U.S. Rep. Richie Neal is being slammed by his opponents in the September primary for recent comments he made about the Bush-era tax cuts for the wealthy, which are due to expire this year.
Earlier this month, the Washington, D.C., paper The Hill reported on Democrats who have indicated a willingness to consider that extension, despite President Barack Obama’s opposition. In the words of Hill reporters Russell Berman and Bernie Becker, some Congressional Democrats said “that they could get on board with a short-term deal that extended all tax rates and didn’t implement spending cuts, as a way to either keep the economy from contracting or pave the way for a grand deficit bargain.”
That group included Neal, a member of the House Ways and Means Committee, who “said he would listen to a proposal for some ‘breathing room’ if he thought a substantial deficit deal could be achieved,” The Hill reported.

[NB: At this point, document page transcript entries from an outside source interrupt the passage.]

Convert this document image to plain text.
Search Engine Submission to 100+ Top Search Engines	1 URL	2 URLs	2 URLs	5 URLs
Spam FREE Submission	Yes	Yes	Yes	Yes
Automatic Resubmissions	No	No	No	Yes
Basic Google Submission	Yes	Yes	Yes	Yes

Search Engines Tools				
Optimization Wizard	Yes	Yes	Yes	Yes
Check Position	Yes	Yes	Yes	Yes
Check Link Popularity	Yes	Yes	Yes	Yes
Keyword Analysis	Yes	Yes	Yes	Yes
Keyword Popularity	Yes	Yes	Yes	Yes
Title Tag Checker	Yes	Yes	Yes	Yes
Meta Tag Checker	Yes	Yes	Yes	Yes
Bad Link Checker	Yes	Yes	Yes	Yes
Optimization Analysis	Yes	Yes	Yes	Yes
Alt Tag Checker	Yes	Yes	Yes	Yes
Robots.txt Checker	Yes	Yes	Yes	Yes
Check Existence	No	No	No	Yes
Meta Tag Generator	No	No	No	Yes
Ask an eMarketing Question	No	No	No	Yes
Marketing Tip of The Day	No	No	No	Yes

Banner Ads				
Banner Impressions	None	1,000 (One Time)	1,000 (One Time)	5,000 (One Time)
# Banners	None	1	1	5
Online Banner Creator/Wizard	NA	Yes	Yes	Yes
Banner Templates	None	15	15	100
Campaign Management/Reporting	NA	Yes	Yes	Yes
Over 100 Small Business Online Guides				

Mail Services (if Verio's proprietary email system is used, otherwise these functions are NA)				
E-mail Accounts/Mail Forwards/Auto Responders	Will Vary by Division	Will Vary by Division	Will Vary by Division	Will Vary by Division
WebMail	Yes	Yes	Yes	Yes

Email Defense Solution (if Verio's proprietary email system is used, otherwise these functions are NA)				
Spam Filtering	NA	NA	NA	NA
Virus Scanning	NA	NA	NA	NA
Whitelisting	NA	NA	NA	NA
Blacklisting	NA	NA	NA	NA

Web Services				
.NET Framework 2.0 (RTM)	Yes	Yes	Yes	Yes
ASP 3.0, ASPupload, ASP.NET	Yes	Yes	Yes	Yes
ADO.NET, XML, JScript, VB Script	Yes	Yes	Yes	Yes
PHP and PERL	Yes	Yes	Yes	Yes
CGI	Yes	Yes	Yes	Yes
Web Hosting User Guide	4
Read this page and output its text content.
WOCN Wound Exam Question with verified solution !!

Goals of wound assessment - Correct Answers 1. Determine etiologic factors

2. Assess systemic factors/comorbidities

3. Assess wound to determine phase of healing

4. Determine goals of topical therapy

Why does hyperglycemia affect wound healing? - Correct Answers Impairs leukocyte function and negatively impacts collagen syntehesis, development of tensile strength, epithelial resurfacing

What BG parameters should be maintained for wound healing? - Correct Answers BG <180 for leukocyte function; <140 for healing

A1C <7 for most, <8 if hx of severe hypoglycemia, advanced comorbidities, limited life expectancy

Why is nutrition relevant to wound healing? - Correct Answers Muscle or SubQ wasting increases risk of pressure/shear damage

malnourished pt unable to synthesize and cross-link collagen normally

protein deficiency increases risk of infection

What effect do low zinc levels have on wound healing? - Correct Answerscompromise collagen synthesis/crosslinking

Neal isn’t the first in his party to take that position; former President Bill Clinton caused a major stir recently when he commented that he could support a temporary extension of the tax cuts— remarks that caused no end of embarrassment to the party, and left Clinton scrambling to do some damage control.
Meanwhile, Neal’s two opponents in the September Democratic primary for the 1st Congressional seat, have slammed the incumbent for his own comments about the tax-cut extension. Shortly after The Hill article appeared, Bill Shein, an activist and writer from Alford, responded with a campaign statement calling the cuts “deficit-ballooning, income-inequality-widening, starving-our-communities-of-necessary-resources, bending-over-backwards-for-wealthy-interests Bush-era tax cuts for the one percent.”
Neal’s comments that he would consider extending those cuts, Shein said, amount to “precisely the kind of embarrassing ‘give-it-away-before-negotiations start’ positioning that has passed for ‘compromise’ in the Congress for too long.”
This week, the third candidate in the race, Andrea Nuciforo, a former state senator from Pittsfield, weighed in as well, urging Neal to stand with his fellow Democrats in Congress who oppose extending the cuts—and to “vote like a Democrat.”
“We need to elect strong Democrats that are willing to have some backbone and actually stand up against these ludicrous tax breaks that only put us further in debt,” Nuciforo said in a press release. “If we want to seriously address our sky-rocketing debt, making the richest among us pay their fair share is a $72 billion a year place to start.
“The myth that ‘trickle-down economics’ will somehow help low-income earners by providing so-called ‘job creators’ with even bigger tax breaks is straight out of the George W. Bush textbook,” Nuciforo continued. “Rep. Neal and House Democrats need to unite and pledge to not support these tax breaks for the rich under any circumstances—it hasn’t worked for 30 years, and it won’t now.”